We continued to work together on other pieces, using the discarded materials around us, learning, from  both the maestro and from the very materials he urged us to use,  about the value of process without permanence, even to the making of a “sculpture of tons”:  All 20 of the artists who participated in the workshop collaborated on a monumental sculpture, using the massive concrete blocks stored in the area around the warehouses, painting them and directing their placement by means of a crane in one of the central plazas of Union Fenosa.

And so, in that almost unbearable heat of July in A Coruna, in the industrial warehouses and scrapyards of Union Fenosa, images began to spring out of me, so rapidly that I had no time to think or understand what was happening, images condensed into a simbology born of my own viscera, of my childhood in the swamp of East Texas, of my adolescence among the pyramids and temples of Mexico, of my years in Chile, of my pain for the condition of women in the world, of my anguish  during the long and tragic illness and death of Jim Danko, of my doubts of faith, and of my belief in a feminine Goddess.  It was as though Augustin Ibarrola had caused the deepest part of my being to come out, kicking and fighting, to take form, ripping image after image from my gut, images born of the roots that anchor me to the earth on both sides of the ocean.  I began to paint one of the wooden spools, thinking to convert it into a table for my home, for our orchard, as a wedding anniversary gift for my husband.  I painted silhouettes, giving form to nothing more than the essence of feminine contours, as if they had been traced on a sidewalk.  From the hands of some, reflecting the good humor with which my husband teases me for gesturing so much with my hands when I talk, simbols for speech used by the ancient civilization of Teotihuacán somersaulted out, and from the hands of others, spirals and Celtic suns.  From that moment on, the work and the images continued to spill out like white water rapids, and at night in my room in the hostal, I filled page after page of my sketchbook.  
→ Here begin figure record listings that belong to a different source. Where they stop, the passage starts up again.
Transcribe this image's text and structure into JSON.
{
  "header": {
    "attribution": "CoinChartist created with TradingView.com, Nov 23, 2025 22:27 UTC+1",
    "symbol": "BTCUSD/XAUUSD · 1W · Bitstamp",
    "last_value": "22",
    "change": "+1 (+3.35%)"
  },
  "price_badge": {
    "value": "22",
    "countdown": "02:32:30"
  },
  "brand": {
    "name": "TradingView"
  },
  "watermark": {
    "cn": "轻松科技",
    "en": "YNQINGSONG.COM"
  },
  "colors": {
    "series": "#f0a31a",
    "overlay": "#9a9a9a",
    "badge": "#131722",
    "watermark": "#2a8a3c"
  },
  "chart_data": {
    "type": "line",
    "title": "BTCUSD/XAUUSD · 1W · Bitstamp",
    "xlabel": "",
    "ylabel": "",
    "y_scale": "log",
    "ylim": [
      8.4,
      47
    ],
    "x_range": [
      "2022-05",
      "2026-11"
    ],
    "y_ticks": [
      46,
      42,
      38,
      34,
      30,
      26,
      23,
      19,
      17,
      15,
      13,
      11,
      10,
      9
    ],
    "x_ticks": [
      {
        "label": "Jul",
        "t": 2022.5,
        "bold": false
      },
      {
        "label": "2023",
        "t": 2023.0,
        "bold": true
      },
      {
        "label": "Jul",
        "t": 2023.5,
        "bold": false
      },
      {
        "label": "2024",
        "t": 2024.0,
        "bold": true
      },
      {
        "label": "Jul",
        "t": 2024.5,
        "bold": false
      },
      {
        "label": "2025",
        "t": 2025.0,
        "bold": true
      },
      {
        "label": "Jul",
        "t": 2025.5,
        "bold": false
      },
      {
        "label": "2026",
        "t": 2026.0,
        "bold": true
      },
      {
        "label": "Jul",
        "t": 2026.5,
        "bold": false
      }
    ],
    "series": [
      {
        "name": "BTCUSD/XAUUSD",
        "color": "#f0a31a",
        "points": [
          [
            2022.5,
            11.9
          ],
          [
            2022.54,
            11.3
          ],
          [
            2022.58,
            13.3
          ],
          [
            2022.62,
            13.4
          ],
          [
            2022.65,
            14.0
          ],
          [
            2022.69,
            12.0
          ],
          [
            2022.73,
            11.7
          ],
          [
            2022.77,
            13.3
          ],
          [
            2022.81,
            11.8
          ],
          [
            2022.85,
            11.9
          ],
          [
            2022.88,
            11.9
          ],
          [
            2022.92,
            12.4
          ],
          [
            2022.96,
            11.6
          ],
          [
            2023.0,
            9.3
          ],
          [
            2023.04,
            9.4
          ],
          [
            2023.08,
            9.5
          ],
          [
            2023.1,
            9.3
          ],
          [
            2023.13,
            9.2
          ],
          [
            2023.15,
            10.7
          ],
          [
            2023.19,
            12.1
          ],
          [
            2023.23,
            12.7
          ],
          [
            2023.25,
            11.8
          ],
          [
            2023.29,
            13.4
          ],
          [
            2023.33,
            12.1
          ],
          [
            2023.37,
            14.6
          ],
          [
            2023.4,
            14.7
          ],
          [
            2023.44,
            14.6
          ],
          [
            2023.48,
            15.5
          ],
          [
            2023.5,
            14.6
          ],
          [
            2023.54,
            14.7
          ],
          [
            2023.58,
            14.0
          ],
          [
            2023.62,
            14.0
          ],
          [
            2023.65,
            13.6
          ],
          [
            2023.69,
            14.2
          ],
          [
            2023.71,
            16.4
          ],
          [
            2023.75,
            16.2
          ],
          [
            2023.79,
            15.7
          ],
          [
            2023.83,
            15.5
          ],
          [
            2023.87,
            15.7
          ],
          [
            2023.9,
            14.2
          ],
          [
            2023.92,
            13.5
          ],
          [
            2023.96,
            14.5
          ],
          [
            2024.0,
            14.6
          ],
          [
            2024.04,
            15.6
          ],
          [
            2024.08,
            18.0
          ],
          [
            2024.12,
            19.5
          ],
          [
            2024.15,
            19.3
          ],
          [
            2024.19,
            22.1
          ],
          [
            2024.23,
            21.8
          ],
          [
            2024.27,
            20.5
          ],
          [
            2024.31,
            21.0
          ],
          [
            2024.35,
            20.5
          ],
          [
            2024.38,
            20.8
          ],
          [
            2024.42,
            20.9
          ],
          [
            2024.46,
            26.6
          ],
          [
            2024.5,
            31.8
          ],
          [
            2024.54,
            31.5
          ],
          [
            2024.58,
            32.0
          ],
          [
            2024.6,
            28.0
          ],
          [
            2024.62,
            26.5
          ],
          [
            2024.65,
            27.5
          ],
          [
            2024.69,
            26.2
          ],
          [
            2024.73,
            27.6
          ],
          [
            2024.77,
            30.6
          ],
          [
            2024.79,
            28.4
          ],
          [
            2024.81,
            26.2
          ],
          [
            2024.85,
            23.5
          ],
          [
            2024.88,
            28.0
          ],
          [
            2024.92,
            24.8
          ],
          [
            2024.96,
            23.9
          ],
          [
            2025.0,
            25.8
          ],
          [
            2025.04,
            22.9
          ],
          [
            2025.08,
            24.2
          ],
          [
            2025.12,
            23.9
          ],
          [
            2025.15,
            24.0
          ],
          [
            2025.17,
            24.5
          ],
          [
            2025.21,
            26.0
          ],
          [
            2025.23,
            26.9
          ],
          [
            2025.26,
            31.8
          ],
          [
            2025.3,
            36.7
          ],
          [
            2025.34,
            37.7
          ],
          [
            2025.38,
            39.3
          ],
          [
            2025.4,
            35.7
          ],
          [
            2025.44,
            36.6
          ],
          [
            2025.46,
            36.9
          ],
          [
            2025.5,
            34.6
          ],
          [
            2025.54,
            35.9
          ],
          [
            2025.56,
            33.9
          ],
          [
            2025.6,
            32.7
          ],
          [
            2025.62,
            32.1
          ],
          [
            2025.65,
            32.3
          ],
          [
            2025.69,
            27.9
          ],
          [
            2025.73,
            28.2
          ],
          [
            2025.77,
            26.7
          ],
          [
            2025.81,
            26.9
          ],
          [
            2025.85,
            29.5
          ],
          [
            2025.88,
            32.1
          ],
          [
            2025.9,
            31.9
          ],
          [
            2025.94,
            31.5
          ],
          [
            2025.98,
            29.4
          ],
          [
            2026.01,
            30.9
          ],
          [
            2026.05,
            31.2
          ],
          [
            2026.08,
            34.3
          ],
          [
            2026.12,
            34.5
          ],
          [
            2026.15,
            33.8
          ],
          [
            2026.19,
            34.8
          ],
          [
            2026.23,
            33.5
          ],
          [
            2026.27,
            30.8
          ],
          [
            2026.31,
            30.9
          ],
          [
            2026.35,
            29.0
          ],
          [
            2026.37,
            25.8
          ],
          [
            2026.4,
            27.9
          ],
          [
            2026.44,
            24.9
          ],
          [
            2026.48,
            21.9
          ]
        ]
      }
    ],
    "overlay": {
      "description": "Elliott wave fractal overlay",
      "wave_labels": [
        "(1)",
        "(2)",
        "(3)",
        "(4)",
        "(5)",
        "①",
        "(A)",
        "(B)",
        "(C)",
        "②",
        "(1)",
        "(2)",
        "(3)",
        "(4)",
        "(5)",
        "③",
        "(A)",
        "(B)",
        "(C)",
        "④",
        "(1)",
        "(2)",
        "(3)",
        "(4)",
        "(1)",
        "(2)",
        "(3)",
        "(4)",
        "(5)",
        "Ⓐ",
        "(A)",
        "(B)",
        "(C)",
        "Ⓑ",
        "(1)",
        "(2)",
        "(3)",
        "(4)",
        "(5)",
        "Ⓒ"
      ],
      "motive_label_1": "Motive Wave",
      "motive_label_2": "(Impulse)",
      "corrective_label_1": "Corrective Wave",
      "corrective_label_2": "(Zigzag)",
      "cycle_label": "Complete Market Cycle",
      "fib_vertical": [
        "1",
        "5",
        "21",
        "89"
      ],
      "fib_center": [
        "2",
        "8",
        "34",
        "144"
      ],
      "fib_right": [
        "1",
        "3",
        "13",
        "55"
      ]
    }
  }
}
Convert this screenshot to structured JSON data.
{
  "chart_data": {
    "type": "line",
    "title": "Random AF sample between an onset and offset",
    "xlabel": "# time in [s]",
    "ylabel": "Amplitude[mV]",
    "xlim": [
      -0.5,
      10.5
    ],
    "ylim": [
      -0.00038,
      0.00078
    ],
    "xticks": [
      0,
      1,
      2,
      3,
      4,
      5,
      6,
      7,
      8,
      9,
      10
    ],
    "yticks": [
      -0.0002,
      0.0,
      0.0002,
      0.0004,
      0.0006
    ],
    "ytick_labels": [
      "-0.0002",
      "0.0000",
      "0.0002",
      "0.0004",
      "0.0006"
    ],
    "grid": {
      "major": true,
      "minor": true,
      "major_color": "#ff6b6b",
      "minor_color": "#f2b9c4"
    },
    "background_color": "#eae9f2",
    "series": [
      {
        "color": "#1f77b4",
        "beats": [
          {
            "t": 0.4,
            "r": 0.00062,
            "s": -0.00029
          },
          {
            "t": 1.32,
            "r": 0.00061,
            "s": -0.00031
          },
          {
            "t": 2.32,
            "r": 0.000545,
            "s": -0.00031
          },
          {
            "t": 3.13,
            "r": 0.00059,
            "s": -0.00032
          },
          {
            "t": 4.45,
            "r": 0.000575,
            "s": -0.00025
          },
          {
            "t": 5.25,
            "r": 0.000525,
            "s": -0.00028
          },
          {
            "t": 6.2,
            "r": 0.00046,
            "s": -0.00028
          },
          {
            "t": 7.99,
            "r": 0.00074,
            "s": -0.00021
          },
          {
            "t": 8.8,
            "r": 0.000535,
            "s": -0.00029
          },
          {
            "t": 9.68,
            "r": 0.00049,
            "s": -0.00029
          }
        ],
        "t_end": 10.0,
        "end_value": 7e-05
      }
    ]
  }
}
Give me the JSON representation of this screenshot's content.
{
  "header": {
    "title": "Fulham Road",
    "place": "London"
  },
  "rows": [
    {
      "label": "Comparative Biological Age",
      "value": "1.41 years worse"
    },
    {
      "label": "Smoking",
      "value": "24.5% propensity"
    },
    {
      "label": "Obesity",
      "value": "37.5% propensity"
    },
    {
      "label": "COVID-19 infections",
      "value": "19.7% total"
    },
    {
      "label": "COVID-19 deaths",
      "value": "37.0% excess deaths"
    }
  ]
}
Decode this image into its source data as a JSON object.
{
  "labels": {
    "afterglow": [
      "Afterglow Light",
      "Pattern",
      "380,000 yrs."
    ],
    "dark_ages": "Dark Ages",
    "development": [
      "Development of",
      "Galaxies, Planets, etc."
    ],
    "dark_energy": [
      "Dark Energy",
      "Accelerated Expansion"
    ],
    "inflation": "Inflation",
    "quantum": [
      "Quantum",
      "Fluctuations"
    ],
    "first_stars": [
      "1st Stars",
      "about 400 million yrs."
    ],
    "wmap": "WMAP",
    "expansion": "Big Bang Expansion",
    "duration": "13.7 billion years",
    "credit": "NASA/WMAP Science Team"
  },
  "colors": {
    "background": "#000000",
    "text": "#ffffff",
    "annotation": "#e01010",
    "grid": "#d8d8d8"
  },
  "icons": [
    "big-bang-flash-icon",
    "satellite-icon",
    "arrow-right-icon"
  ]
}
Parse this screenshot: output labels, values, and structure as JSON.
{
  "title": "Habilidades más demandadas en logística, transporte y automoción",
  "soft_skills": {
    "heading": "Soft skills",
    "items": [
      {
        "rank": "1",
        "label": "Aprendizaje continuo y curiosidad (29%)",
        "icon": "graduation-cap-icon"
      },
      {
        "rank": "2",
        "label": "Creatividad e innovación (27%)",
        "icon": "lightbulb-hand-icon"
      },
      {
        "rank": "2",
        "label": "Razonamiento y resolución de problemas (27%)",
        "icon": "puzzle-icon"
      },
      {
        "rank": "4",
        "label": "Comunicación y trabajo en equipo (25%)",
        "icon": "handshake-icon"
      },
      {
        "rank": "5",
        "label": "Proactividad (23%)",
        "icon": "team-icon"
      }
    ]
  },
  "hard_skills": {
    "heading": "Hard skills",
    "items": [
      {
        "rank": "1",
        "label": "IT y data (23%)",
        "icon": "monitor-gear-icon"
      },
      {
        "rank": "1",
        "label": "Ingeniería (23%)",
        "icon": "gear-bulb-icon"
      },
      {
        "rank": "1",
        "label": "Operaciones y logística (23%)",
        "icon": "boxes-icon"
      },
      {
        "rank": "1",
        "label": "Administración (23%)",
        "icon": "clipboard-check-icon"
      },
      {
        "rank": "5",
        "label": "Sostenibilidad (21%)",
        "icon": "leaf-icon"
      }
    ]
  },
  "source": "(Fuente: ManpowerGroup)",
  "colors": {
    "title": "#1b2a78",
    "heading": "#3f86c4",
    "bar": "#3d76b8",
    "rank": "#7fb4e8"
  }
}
Simbology has always been my central motif; the exploration of symbols gives my work its raison d´etre.  Through my work I try to intuit that which is not so easily articulated, but which clearly exists in our primordial collective memory, because when we see it we recognize it.  I think that it is through simbols that we approach the door to the beyond, because of the intuition that symbols stimulate and liberate in us, giving us entrance to the essence of both the physical and the ephemeral, as indeed the people of prehistory achieved through their petroglifs and paintings, perhaps also in an attempt to open the door to what lies beyond.  

The search for the essencial, coupled with reverence for the vitality of nature, is my joy, and the entrance into my viscera that Agustín Ibarrola opened for me consecrates my journey as pure process, without goals or worries:  the process of creation of art.